Over the past several years, SandRidge Energy Inc (UNKNOWN:SD.DL) has invested billions of dollars to become an oil-focused growth company. The plan was working, and at one time, 80% of the company's Mississippian-shale cash flow came from oil, thanks in part to the company's growing oil production and the fact that oil prices were much higher than natural gas on a barrel of oil equivalent basis. However, in 2015, SandRidge Energy will return to its natural gas roots in part because of a natural phenomenon found within its wells in a shift most investors probably never saw coming.
Turning on the gas
The dramatic drop in the oil price over the past year is forcing Sandridge Energy to make some changes. One of the most dramatic moves the company made was to cut its spending, halting its growth plans. The company is cutting its capex plan from the $1.6 billion it spent last year to just $700 million in 2015, as it's dropping its drilling rig count from 19 all the way down to seven. This will result in meager production growth of 6%, which is well below the former plan of 20%-25% production growth.
What's interesting about the company's plan is the fact that its 6% growth rate will really be weighted toward natural gas, as we see on the following slide.
From that slide, we can see that the company's oil production will actually be down 2%-12%, while its NGL production will be up 8%-35%, and natural gas production will be up 9%-14%. This is despite the fact that the company isn't necessarily targeting natural gas, as it will be drilling the same types of wells in the same region as it did last year.
The only thing the company is doing differently is high grading its development program to focus on drilling its most compelling prospects. These prospects just happen to contain a bit more natural gas than some of its other prospects, but that's not the only reason gas production will surge next year.
It's all about the geology
There's actually a natural explanation for how the company can drill the same type of wells in the same general locations and see its oil production slip while its gas production surges. It has to do with the geology it will be drilling into, which is detailed on the following slide.
There are two things I want to draw your attention to from this slide. First, by high grading its capital program in 2015 to focus on its best prospects, SandRidge Energy plans to drill wells that are expected to deliver 27% higher estimated ultimate recovery, or EUR, which is the amount of oil and gas a well is expected to produce in its lifetime, than wells drilled in 2014. This is because SandRidge will not only be drilling fewer wells this year, but the ones it does drill will be the best prospects because of the higher EURs. It just so happens that one of the reasons the EURs of these wells are higher than last year's wells is because they contain more recoverable natural gas.
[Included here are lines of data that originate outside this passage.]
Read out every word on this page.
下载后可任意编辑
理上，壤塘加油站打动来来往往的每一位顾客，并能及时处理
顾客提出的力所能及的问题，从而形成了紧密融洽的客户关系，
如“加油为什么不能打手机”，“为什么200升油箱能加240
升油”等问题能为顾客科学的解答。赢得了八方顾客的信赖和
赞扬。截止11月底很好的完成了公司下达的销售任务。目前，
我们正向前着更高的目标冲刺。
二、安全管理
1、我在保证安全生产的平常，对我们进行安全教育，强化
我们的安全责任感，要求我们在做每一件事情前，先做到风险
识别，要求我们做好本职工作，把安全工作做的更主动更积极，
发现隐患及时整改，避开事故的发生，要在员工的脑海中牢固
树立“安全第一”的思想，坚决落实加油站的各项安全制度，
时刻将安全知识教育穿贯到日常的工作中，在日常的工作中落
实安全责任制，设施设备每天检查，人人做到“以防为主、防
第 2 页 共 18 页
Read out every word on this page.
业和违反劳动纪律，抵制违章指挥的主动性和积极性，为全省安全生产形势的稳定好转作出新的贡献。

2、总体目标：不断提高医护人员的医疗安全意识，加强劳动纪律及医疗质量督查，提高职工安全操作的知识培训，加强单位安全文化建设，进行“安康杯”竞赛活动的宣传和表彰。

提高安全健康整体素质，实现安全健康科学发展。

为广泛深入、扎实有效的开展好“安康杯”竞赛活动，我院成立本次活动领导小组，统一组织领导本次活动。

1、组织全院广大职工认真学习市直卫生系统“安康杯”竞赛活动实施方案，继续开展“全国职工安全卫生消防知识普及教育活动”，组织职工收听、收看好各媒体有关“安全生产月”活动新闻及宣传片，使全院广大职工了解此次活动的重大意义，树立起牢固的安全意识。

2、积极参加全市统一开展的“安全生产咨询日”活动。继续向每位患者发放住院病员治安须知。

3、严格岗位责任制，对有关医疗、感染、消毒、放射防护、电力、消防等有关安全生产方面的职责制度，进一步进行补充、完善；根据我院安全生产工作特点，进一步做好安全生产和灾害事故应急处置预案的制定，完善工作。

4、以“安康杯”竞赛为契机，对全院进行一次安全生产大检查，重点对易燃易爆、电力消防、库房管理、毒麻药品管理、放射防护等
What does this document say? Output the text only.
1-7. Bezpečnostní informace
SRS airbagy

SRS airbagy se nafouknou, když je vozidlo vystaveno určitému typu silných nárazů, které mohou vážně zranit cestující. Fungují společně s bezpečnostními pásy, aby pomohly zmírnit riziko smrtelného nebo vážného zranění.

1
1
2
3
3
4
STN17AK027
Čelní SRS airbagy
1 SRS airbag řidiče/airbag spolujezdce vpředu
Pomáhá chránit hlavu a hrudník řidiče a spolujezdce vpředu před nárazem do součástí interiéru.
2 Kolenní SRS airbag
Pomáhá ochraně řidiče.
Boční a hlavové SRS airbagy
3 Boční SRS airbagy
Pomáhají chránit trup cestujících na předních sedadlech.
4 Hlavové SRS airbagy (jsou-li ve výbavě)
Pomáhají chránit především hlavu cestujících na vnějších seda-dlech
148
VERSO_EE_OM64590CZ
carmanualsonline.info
The other thing I want to point out that is driving SandRidge's natural gas growth in 2015 comes from the first-year decline rate of its wells. The slide above notes that the wells it plans to drill this year have a first-year decline rate of 80% for oil and 62% for natural gas. Those decline rates are pretty typical for wells the company drills in its core region from prior years.
The key here are those legacy wells, as the gas production from those wells hasn't declined as steeply as the oil production. This is giving the company a gassier base, making it much easier for the company to naturally grow gas production, as gas has less of a legacy production decline to overcome.
SandRidge isn't focusing on growing natural gas production this year because of low oil prices. Instead, that growth is largely a funcion of geology. Not only do SandRidge's best prospects contain more recoverable natural gas, but the company's legacy natural gas production doesn't decline as steeply as oil production does. It's why SandRidge Energy is seemingly making a radical shift back to natural gas when that shift is actually being caused by the geology where SandRidge drills.